Raquel Martinez and her four children stayed home for days, holding each other. They’re scared, she said. Her two daughters, 15 and 11 years old, stood crying at a memorial. They’d both been taught by the two teachers who died, Irma Garcia and Eva Mireles. They were kind, the girls said, always smiling, always helpful. Their 8-year-old cousin was in the school at the time but made it out alive.
“Heartbreaking,” Martinez said, doesn’t sound like a big enough word for this. “Heart-shattering,” she offered, instead.
The family left home for the first time a few days after the shooting to go to the grocery, then drop off flowers for their fallen teachers and children. Martinez kept her kids close.
“I don’t feel safe anywhere,” she said. “You’d never think this could happen here. How can you know where it’s going to happen next and when?”
They’d had big plans for the summer, soccer, softball, playing outside with their friends. But they don’t know about any of that anymore.
“That’s the worst part about it,” Martinez said. “They were almost out of school, just days away, they were getting ready to just be kids, be free.”
Across town, 8-year-old Jeremiah Lennon sits quietly on his couch most of the time, staring off into space. Before all this, he was an excitable kid, said his grandma, Brenda Morales. He’d come home from school, eat, head outside to play tag or hide and seek with the neighborhood children.
“He’s different now,” Morales said. He doesn’t eat much. He doesn’t talk much, either. “He’s changed. Everything’s changed.”
The third grader had been in a classroom just next to the rooms where the shooter holed up.
The 15 kids in his class sat on the ground in the corner, as quiet as they could be, he said. The gunman tried to get in but the door was locked. Jeremiah said he was mad at first, because they were missing recess. He was also terrified: “I was scared I would get shot, my friends would get shot.”
He told his mom later that some of his classmates were crying, and he wanted to be brave and strong for them, so he did not let himself cry.
Outside the school’s walls, word started spreading.
His mom, Ashley Morales, rushed to the civic center where parents were told they’d be reunited with their kids. She waited there for two hours; it seemed like an eternity. Then Jeremiah emerged, the last kid out. She hugged him and wept. “My baby, my baby, what would happen if I didn’t have my baby?”

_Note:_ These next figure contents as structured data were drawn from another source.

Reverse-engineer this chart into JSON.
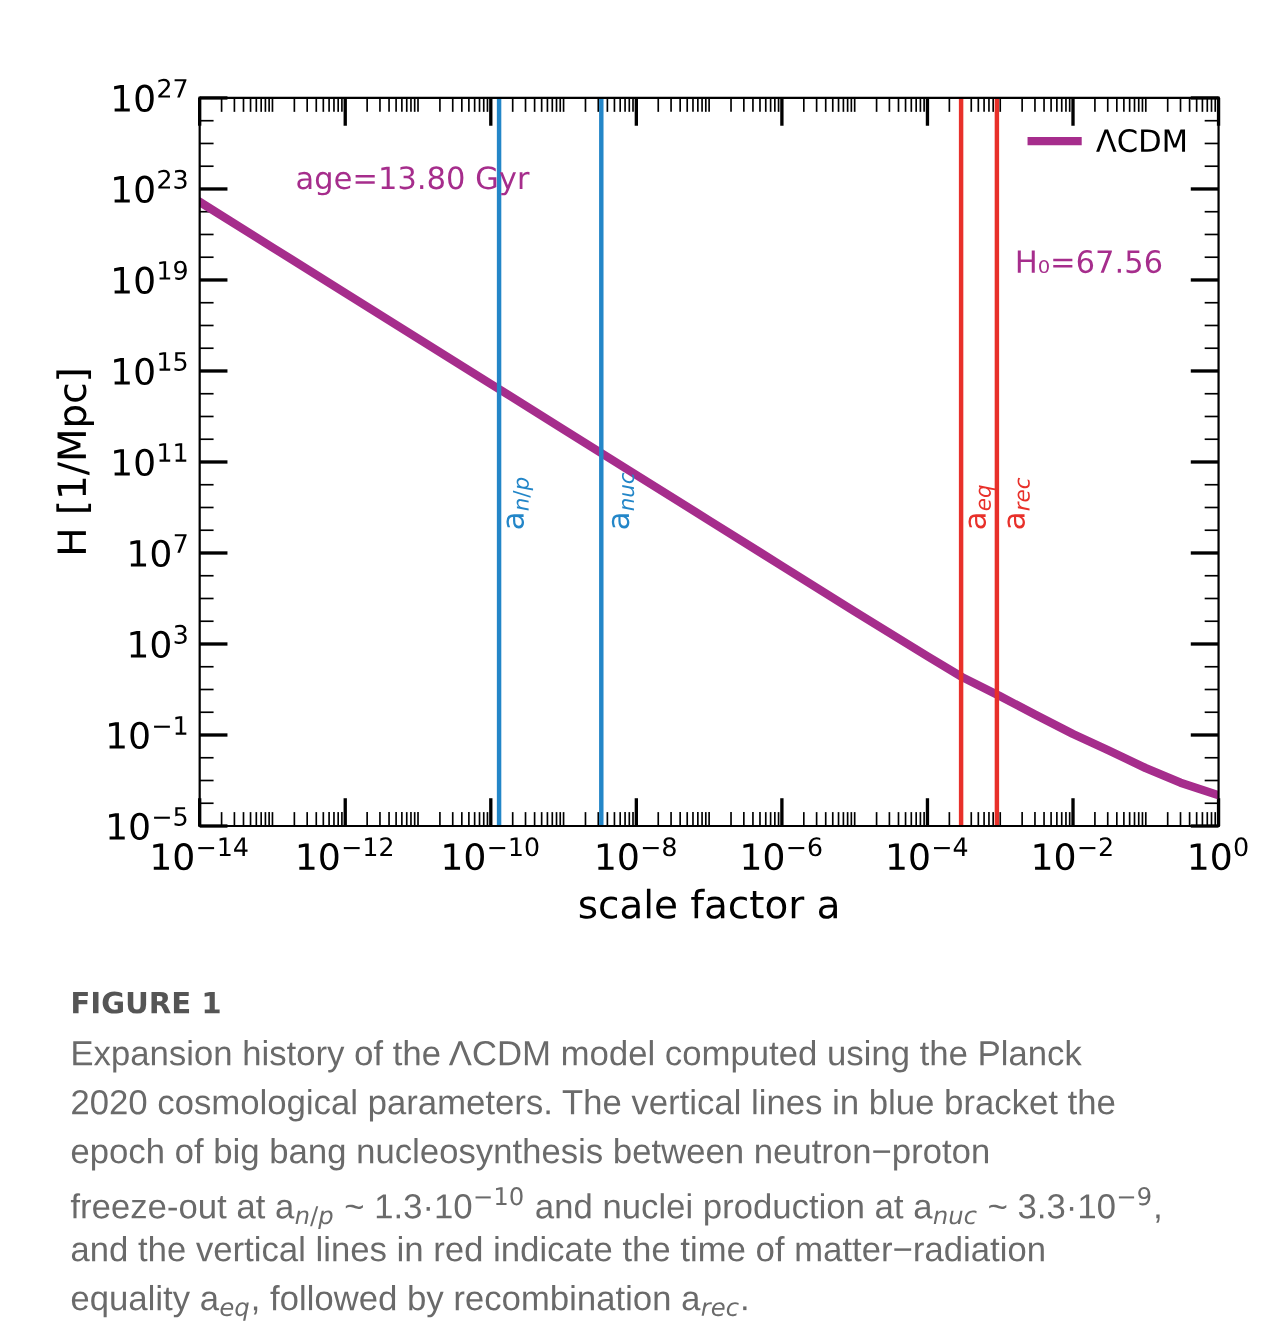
{
  "chart_data": {
    "type": "line",
    "xlabel": "scale factor a",
    "ylabel": "H [1/Mpc]",
    "log": "xy",
    "grid": false,
    "legend": "top right",
    "x": [
      1e-14,
      1e-13,
      1e-12,
      1e-11,
      1e-10,
      1e-09,
      1e-08,
      1e-07,
      1e-06,
      1e-05,
      0.0001,
      0.0003,
      0.001,
      0.003,
      0.01,
      0.03,
      0.1,
      0.3,
      1
    ],
    "series": [
      {
        "name": "ΛCDM",
        "color": "#a62d8c",
        "values": [
          2.7e+22,
          2.7e+20,
          2.7e+18,
          2.7e+16,
          270000000000000.0,
          2700000000000.0,
          27000000000.0,
          270000000.0,
          2700000.0,
          27000.0,
          290.0,
          35.0,
          5.0,
          0.8,
          0.11,
          0.022,
          0.0035,
          0.0008,
          0.000225
        ]
      }
    ],
    "xlim": [
      1e-14,
      1
    ],
    "xticks": [
      {
        "value": 1e-14,
        "label": "10$^{−14}$"
      },
      {
        "value": 1e-12,
        "label": "10$^{−12}$"
      },
      {
        "value": 1e-10,
        "label": "10$^{−10}$"
      },
      {
        "value": 1e-08,
        "label": "10$^{−8}$"
      },
      {
        "value": 1e-06,
        "label": "10$^{−6}$"
      },
      {
        "value": 0.0001,
        "label": "10$^{−4}$"
      },
      {
        "value": 0.01,
        "label": "10$^{−2}$"
      },
      {
        "value": 1,
        "label": "10$^{0}$"
      }
    ],
    "ylim": [
      1e-05,
      1e+27
    ],
    "yticks": [
      {
        "value": 1e-05,
        "label": "10$^{−5}$"
      },
      {
        "value": 0.1,
        "label": "10$^{−1}$"
      },
      {
        "value": 1000.0,
        "label": "10$^{3}$"
      },
      {
        "value": 10000000.0,
        "label": "10$^{7}$"
      },
      {
        "value": 100000000000.0,
        "label": "10$^{11}$"
      },
      {
        "value": 1000000000000000.0,
        "label": "10$^{15}$"
      },
      {
        "value": 1e+19,
        "label": "10$^{19}$"
      },
      {
        "value": 1e+23,
        "label": "10$^{23}$"
      },
      {
        "value": 1e+27,
        "label": "10$^{27}$"
      }
    ],
    "ref_lines": [
      {
        "axis": "x",
        "value": 1.3e-10,
        "label": "a$_{n/p}$",
        "color": "#2386c8"
      },
      {
        "axis": "x",
        "value": 3.3e-09,
        "label": "a$_{nuc}$",
        "color": "#2386c8"
      },
      {
        "axis": "x",
        "value": 0.00029,
        "label": "a$_{eq}$",
        "color": "#e8302a"
      },
      {
        "axis": "x",
        "value": 0.0009,
        "label": "a$_{rec}$",
        "color": "#e8302a"
      }
    ],
    "annotations": [
      "age=13.80 Gyr",
      "H₀=67.56",
      "FIGURE 1",
      "Expansion history of the ΛCDM model computed using the Planck",
      "2020 cosmological parameters. The vertical lines in blue bracket the",
      "epoch of big bang nucleosynthesis between neutron−proton",
      "freeze-out at a$_{n/p}$ ~ 1.3·10$^{−10}$ and nuclei production at a$_{nuc}$ ~ 3.3·10$^{−9}$,",
      "and the vertical lines in red indicate the time of matter−radiation",
      "equality a$_{eq}$, followed by recombination a$_{rec}$."
    ]
  }
}
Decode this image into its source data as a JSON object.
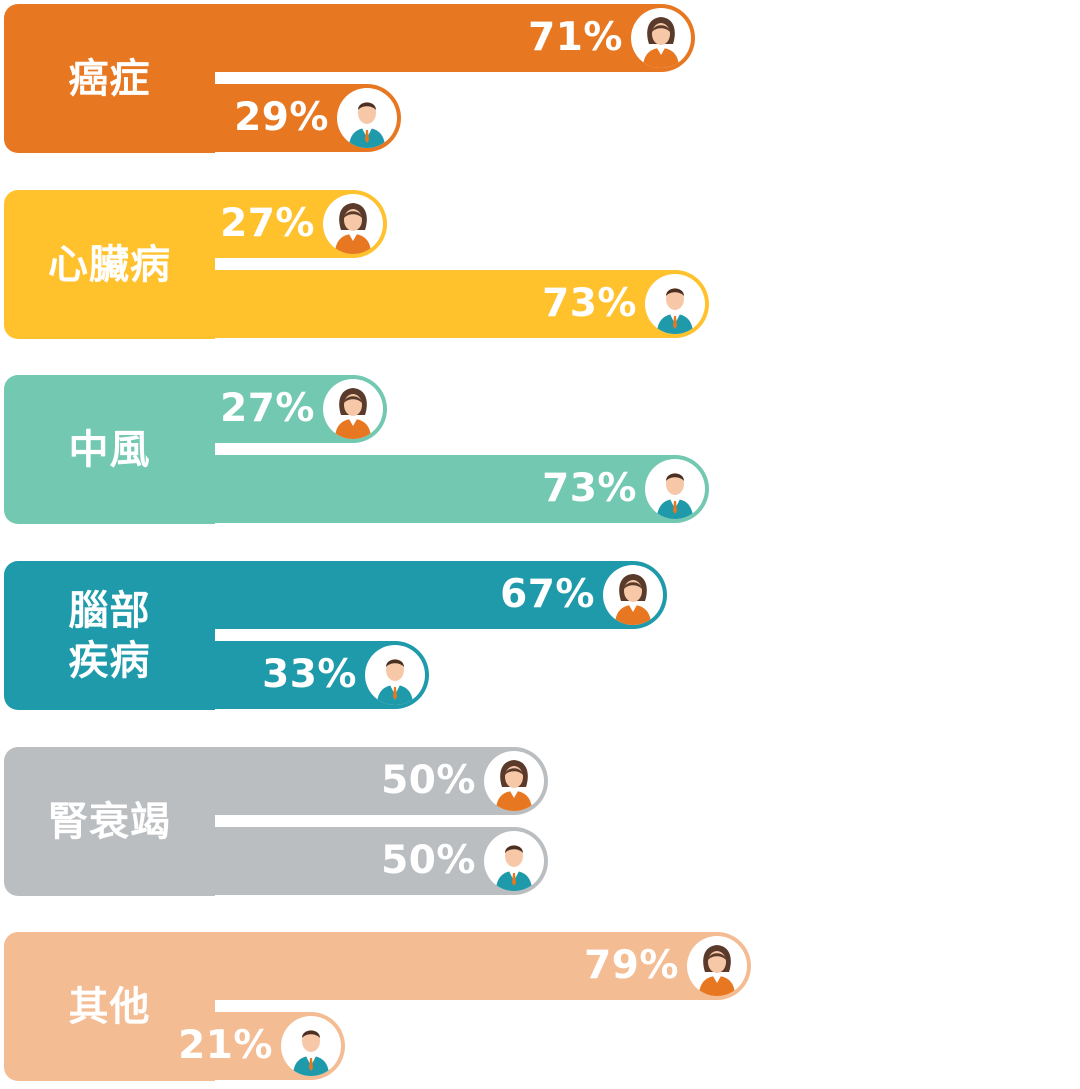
{
  "chart_data": {
    "type": "bar",
    "orientation": "horizontal",
    "categories": [
      "癌症",
      "心臟病",
      "中風",
      "腦部\n疾病",
      "腎衰竭",
      "其他"
    ],
    "category_colors": [
      "#E87722",
      "#FFC22D",
      "#72C8B0",
      "#1E9AAB",
      "#BBBEC0",
      "#F4BC93"
    ],
    "series": [
      {
        "icon": "female-avatar-icon",
        "values": [
          71,
          27,
          27,
          67,
          50,
          79
        ]
      },
      {
        "icon": "male-avatar-icon",
        "values": [
          29,
          73,
          73,
          33,
          50,
          21
        ]
      }
    ],
    "labels": [
      [
        "71%",
        "29%"
      ],
      [
        "27%",
        "73%"
      ],
      [
        "27%",
        "73%"
      ],
      [
        "67%",
        "33%"
      ],
      [
        "50%",
        "50%"
      ],
      [
        "79%",
        "21%"
      ]
    ],
    "xlim": [
      0,
      100
    ]
  }
}
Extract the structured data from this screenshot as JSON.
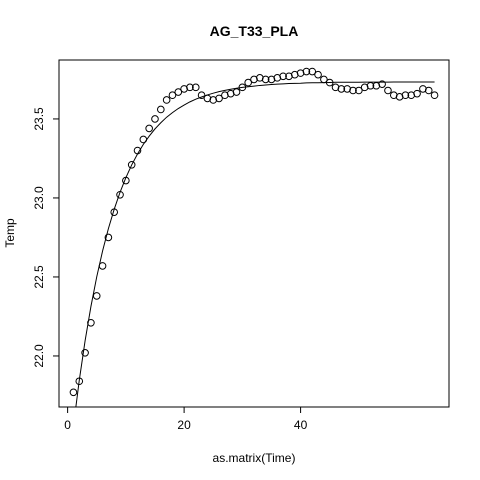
{
  "chart_data": {
    "type": "scatter",
    "title": "AG_T33_PLA",
    "x_label": "as.matrix(Time)",
    "y_label": "Temp",
    "x": [
      1,
      2,
      3,
      4,
      5,
      6,
      7,
      8,
      9,
      10,
      11,
      12,
      13,
      14,
      15,
      16,
      17,
      18,
      19,
      20,
      21,
      22,
      23,
      24,
      25,
      26,
      27,
      28,
      29,
      30,
      31,
      32,
      33,
      34,
      35,
      36,
      37,
      38,
      39,
      40,
      41,
      42,
      43,
      44,
      45,
      46,
      47,
      48,
      49,
      50,
      51,
      52,
      53,
      54,
      55,
      56,
      57,
      58,
      59,
      60,
      61,
      62,
      63
    ],
    "series": [
      {
        "color": "#000000",
        "values": [
          21.77,
          21.84,
          22.02,
          22.21,
          22.38,
          22.57,
          22.75,
          22.91,
          23.02,
          23.11,
          23.21,
          23.3,
          23.37,
          23.44,
          23.5,
          23.56,
          23.62,
          23.65,
          23.67,
          23.69,
          23.7,
          23.7,
          23.65,
          23.63,
          23.62,
          23.63,
          23.65,
          23.66,
          23.67,
          23.7,
          23.73,
          23.75,
          23.76,
          23.75,
          23.75,
          23.76,
          23.77,
          23.77,
          23.78,
          23.79,
          23.8,
          23.8,
          23.78,
          23.75,
          23.73,
          23.7,
          23.69,
          23.69,
          23.68,
          23.68,
          23.7,
          23.71,
          23.71,
          23.72,
          23.68,
          23.65,
          23.64,
          23.65,
          23.65,
          23.66,
          23.69,
          23.68,
          23.65
        ]
      },
      {
        "type": "line",
        "color": "#000000",
        "values": [
          21.557,
          21.846,
          22.096,
          22.313,
          22.501,
          22.664,
          22.806,
          22.929,
          23.036,
          23.128,
          23.209,
          23.278,
          23.339,
          23.391,
          23.437,
          23.476,
          23.511,
          23.54,
          23.566,
          23.588,
          23.608,
          23.625,
          23.639,
          23.652,
          23.663,
          23.673,
          23.681,
          23.688,
          23.694,
          23.7,
          23.704,
          23.708,
          23.712,
          23.715,
          23.718,
          23.72,
          23.722,
          23.724,
          23.725,
          23.726,
          23.728,
          23.729,
          23.729,
          23.73,
          23.731,
          23.732,
          23.732,
          23.732,
          23.732,
          23.732,
          23.733,
          23.733,
          23.733,
          23.733,
          23.733,
          23.734,
          23.734,
          23.734,
          23.734,
          23.734,
          23.734,
          23.734,
          23.734
        ]
      }
    ],
    "xlim": [
      -1.48,
      65.48
    ],
    "ylim": [
      21.677,
      23.873
    ],
    "xticks": [
      0,
      20,
      40
    ],
    "yticks": [
      {
        "value": 22,
        "label": "22.0"
      },
      22.5,
      {
        "value": 23,
        "label": "23.0"
      },
      23.5
    ]
  }
}
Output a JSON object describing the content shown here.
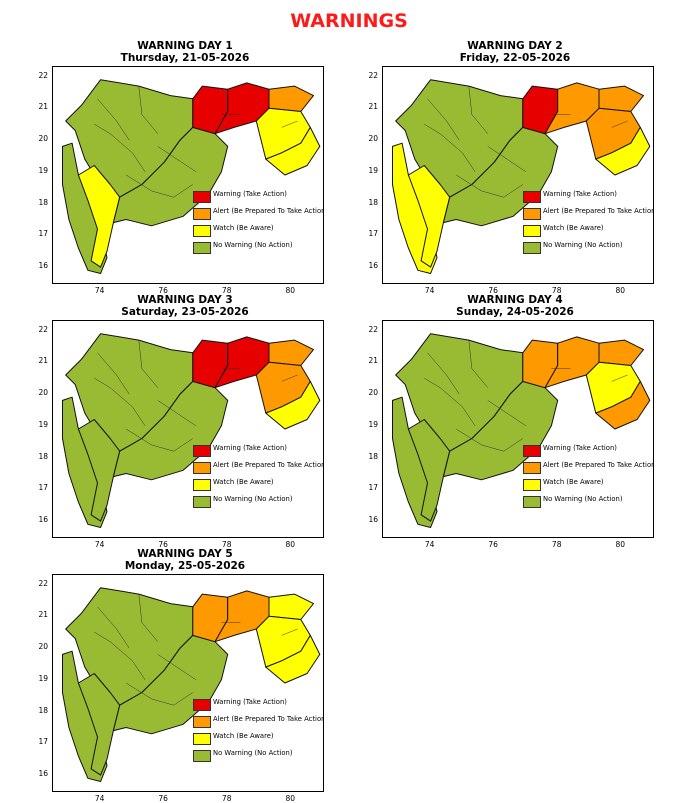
{
  "page_title": "WARNINGS",
  "colors": {
    "warning": "#e60000",
    "alert": "#ff9900",
    "watch": "#ffff00",
    "none": "#99bb33"
  },
  "axes": {
    "x_ticks": [
      "74",
      "76",
      "78",
      "80"
    ],
    "y_ticks": [
      "22",
      "21",
      "20",
      "19",
      "18",
      "17",
      "16"
    ],
    "x_range": [
      72.5,
      81
    ],
    "y_range": [
      15.5,
      22.3
    ]
  },
  "legend": [
    {
      "key": "warning",
      "label": "Warning (Take Action)",
      "color": "#e60000"
    },
    {
      "key": "alert",
      "label": "Alert (Be Prepared To Take Action)",
      "color": "#ff9900"
    },
    {
      "key": "watch",
      "label": "Watch (Be Aware)",
      "color": "#ffff00"
    },
    {
      "key": "none",
      "label": "No Warning (No Action)",
      "color": "#99bb33"
    }
  ],
  "panels": [
    {
      "day": "WARNING DAY 1",
      "date": "Thursday, 21-05-2026",
      "regions": {
        "west": "none",
        "konkan": "none",
        "ghats": "watch",
        "central": "none",
        "vid_w": "warning",
        "vid_c": "warning",
        "vid_ne": "alert",
        "vid_e": "watch",
        "vid_se": "watch"
      }
    },
    {
      "day": "WARNING DAY 2",
      "date": "Friday, 22-05-2026",
      "regions": {
        "west": "none",
        "konkan": "watch",
        "ghats": "watch",
        "central": "none",
        "vid_w": "warning",
        "vid_c": "alert",
        "vid_ne": "alert",
        "vid_e": "alert",
        "vid_se": "watch"
      }
    },
    {
      "day": "WARNING DAY 3",
      "date": "Saturday, 23-05-2026",
      "regions": {
        "west": "none",
        "konkan": "none",
        "ghats": "none",
        "central": "none",
        "vid_w": "warning",
        "vid_c": "warning",
        "vid_ne": "alert",
        "vid_e": "alert",
        "vid_se": "watch"
      }
    },
    {
      "day": "WARNING DAY 4",
      "date": "Sunday, 24-05-2026",
      "regions": {
        "west": "none",
        "konkan": "none",
        "ghats": "none",
        "central": "none",
        "vid_w": "alert",
        "vid_c": "alert",
        "vid_ne": "alert",
        "vid_e": "watch",
        "vid_se": "alert"
      }
    },
    {
      "day": "WARNING DAY 5",
      "date": "Monday, 25-05-2026",
      "regions": {
        "west": "none",
        "konkan": "none",
        "ghats": "none",
        "central": "none",
        "vid_w": "alert",
        "vid_c": "alert",
        "vid_ne": "watch",
        "vid_e": "watch",
        "vid_se": "watch"
      }
    }
  ]
}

Their family has lived here generations. They’re connected somehow to just about everyone in town, so when the names started to emerge of the children who died, they were stunned.
Three of Jeremiah’s friends died, including a boy who lived across the courtyard of his apartment complex — the boys had played together almost every day. Two of their cousins lost daughters, and a neighbor lost a daughter, too. Ashley’s co-workers at a fast-food restaurant lost relatives; she asks them how they’re doing and they try to put on a brave face and say they’re OK, but she knows they are not.
Her mother, Brenda Morales, said they’ve struggled with guilt: Jeremiah made it out alive and so many others didn’t.
“I don’t know why he decided to kill my friends,” said the boy, bouncing nervously on a trampoline. They don’t know what to say, except that his friends are in heaven now with God.
They also don’t know what to say when he tells them he doesn’t want to go back to school in the fall.
“They’ll kill me,” he says.
He wants to be a police officer when he grows up, “so I can arrest bad guys, the people who have the guns.” He wants his friends to feel safe again.
Every time they walk out of their apartment, he gazes across the courtyard to the door where his best friend had lived.
He reminds his mom: “My friend isn’t there anymore.”